Children with autism have an impaired capability to solve problems, engage in thoughtful and appropriate behaviours, sustain relevant tasks and self-monitor. They lack mentalization or Theory of Mind (ToM) and have sensory, perceptual, cognitive, and intellectual deficits. This suggests that children with autism have general deficits in the high-order planning and regulatory systems, known as executive functions. Autistic individuals have an enlarged cortex characterized by irregular neuronal growth, a reduced volume of corpus callosum (impairing communication between hemispheres), abnormal structure and function of the frontal lobe, cerebellum, medial temporal lobe, related limbic systems (amygdala and hippocampus), and elevated levels of serotonin. These brain and molecular abnormalities could account for the characteristic impairment of executive functioning in autistic patients. The SAS is disrupted at some level and intensity in all five of the Pervasive Developmental Disorders (PDD), which include Autism, Asperger syndrome (AS), Rett syndrome, Childhood disintegrative disorder (CDD), and Pervasive developmental disorder not otherwise specified (PDD-NOS).

===Parkinson's disease (PD)===

Patients with Parkinson's disease had trouble inhibiting habitual tendencies, constructing new responses, and produced more errors. They showed similar performance to controls on allocating attention and resources of working memory. PD patients also showed impairments in verbal fluency and took longer to respond on tasks. Early, untreated PD patients had the most severe impairment to the SAS, however only certain processes are affected. Treatment substantially improved PD patients' cognitive control.

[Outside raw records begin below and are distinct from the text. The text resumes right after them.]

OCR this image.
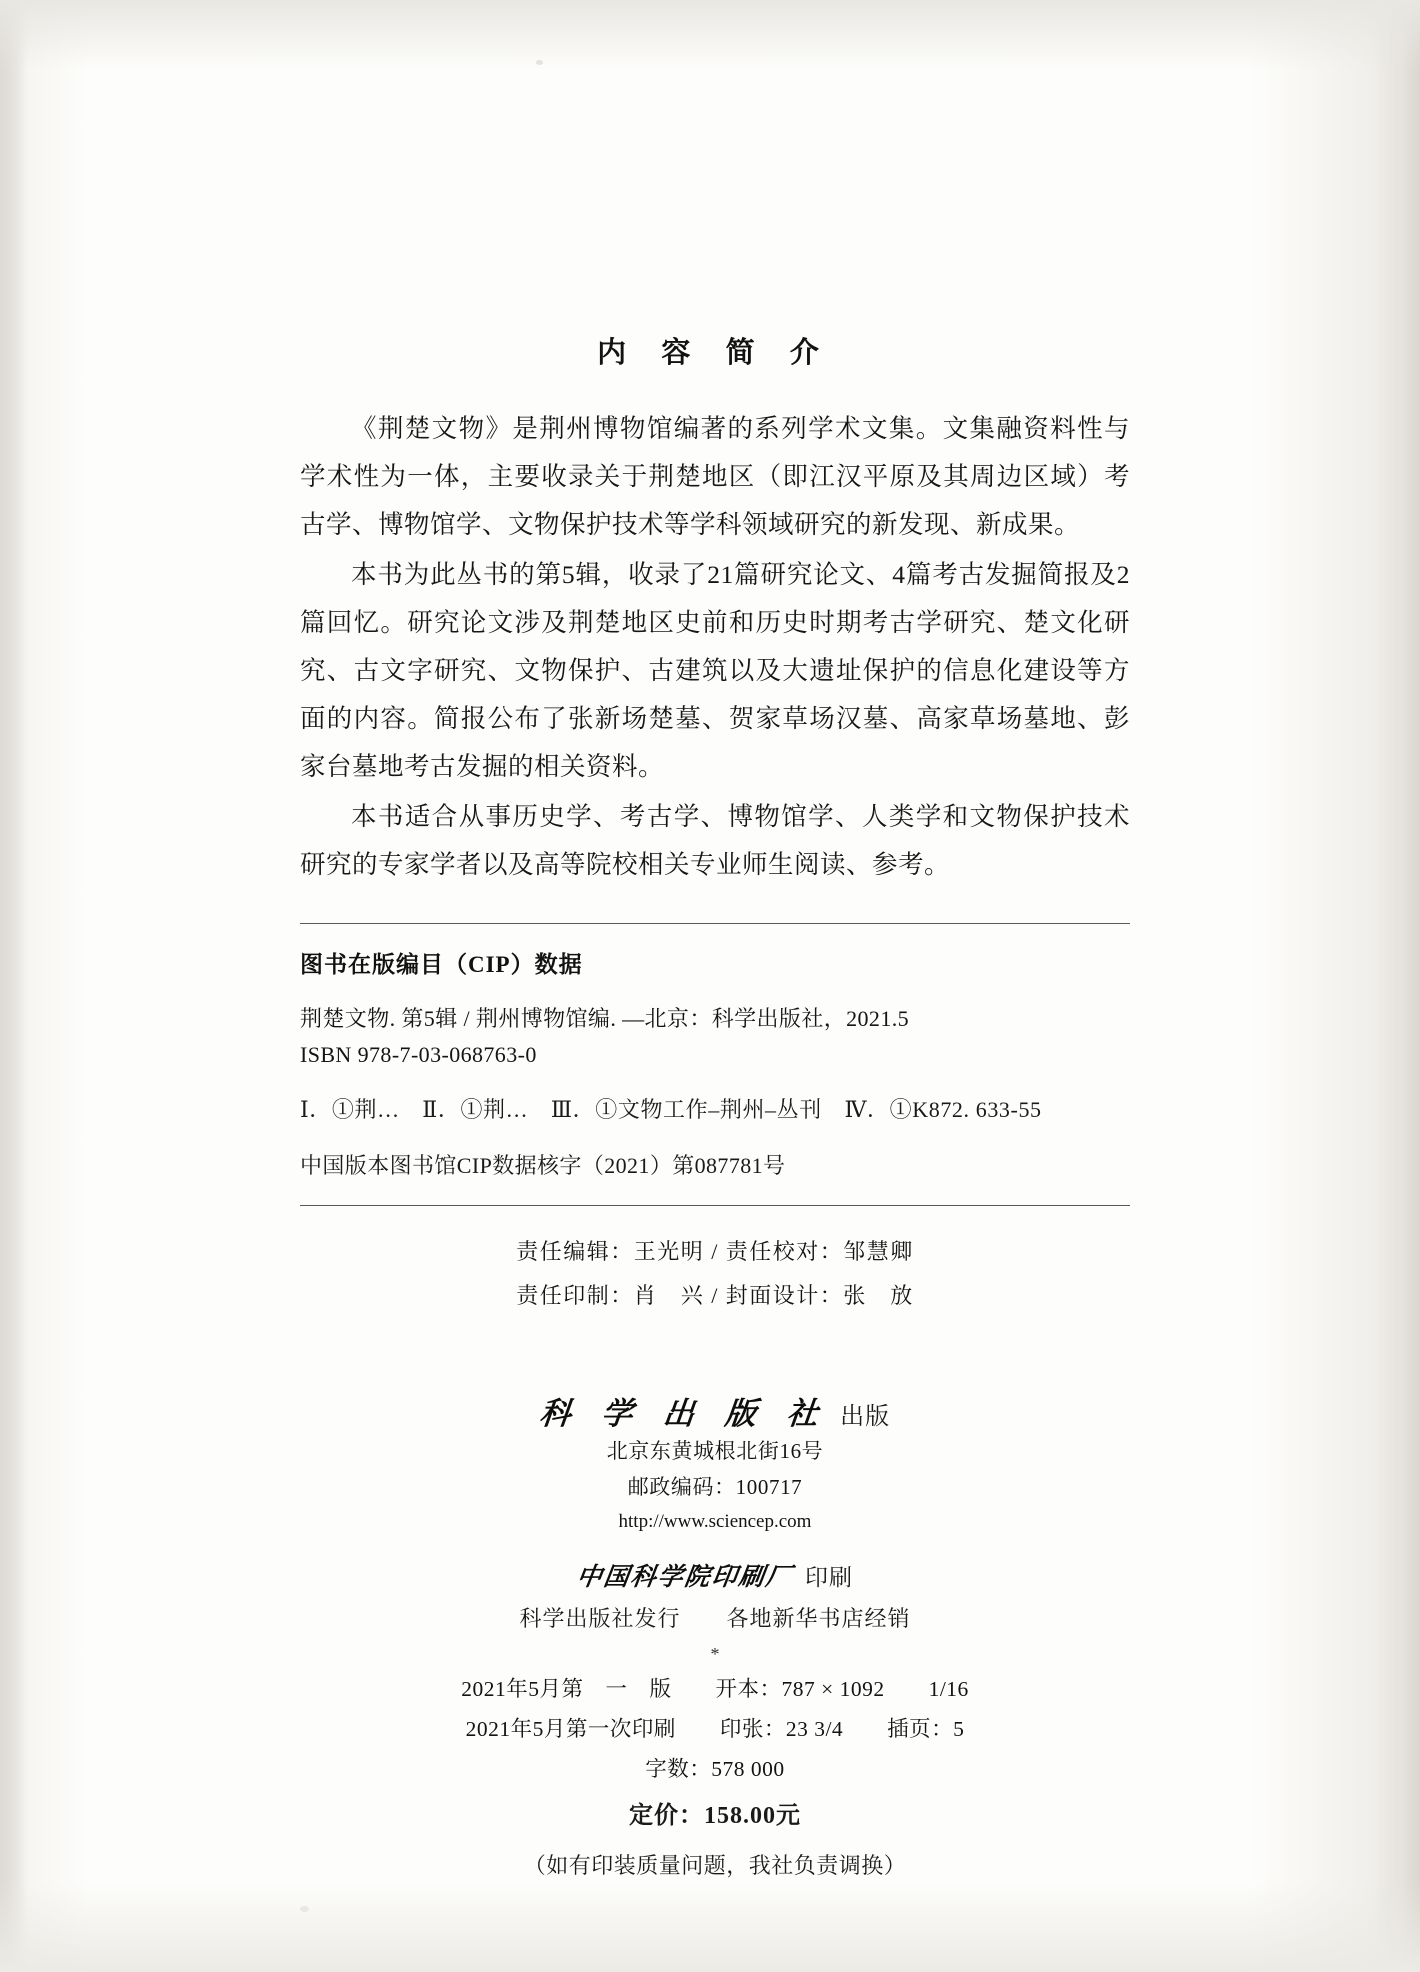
内 容 简 介

《荆楚文物》是荆州博物馆编著的系列学术文集。文集融资料性与学术性为一体，主要收录关于荆楚地区（即江汉平原及其周边区域）考古学、博物馆学、文物保护技术等学科领域研究的新发现、新成果。

本书为此丛书的第5辑，收录了21篇研究论文、4篇考古发掘简报及2篇回忆。研究论文涉及荆楚地区史前和历史时期考古学研究、楚文化研究、古文字研究、文物保护、古建筑以及大遗址保护的信息化建设等方面的内容。简报公布了张新场楚墓、贺家草场汉墓、高家草场墓地、彭家台墓地考古发掘的相关资料。

本书适合从事历史学、考古学、博物馆学、人类学和文物保护技术研究的专家学者以及高等院校相关专业师生阅读、参考。

图书在版编目（CIP）数据

荆楚文物. 第5辑 / 荆州博物馆编. —北京：科学出版社，2021.5

ISBN 978-7-03-068763-0

Ⅰ．①荆…　Ⅱ．①荆…　Ⅲ．①文物工作–荆州–丛刊　Ⅳ．①K872. 633-55

中国版本图书馆CIP数据核字（2021）第087781号

责任编辑：王光明 / 责任校对：邹慧卿
责任印制：肖　兴 / 封面设计：张　放
科 学 出 版 社 出版
北京东黄城根北街16号
邮政编码：100717
http://www.sciencep.com
中国科学院印刷厂 印刷
科学出版社发行　　各地新华书店经销
*
2021年5月第　一　版　　开本：787 × 1092　　1/16
2021年5月第一次印刷　　印张：23 3/4　　插页：5
字数：578 000
定价：158.00元
（如有印装质量问题，我社负责调换）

The influence of Parkinson's disease on the SAS are consistent with those found for carbon monoxide poisoning, and both confirm frontal lobe dysfunctions.

===Carbon monoxide poisoning===

Survivors of carbon monoxide poisoning had relatively normal abilities on routine, attentional tasks, but were impaired on high-level functions like attentional switching and control. These lower- and higher-level tasks mirror contention scheduling and the Supervisory Attentional System, respectively. Survivors were significantly slower in performance, and impairments were present for over a 1-month period.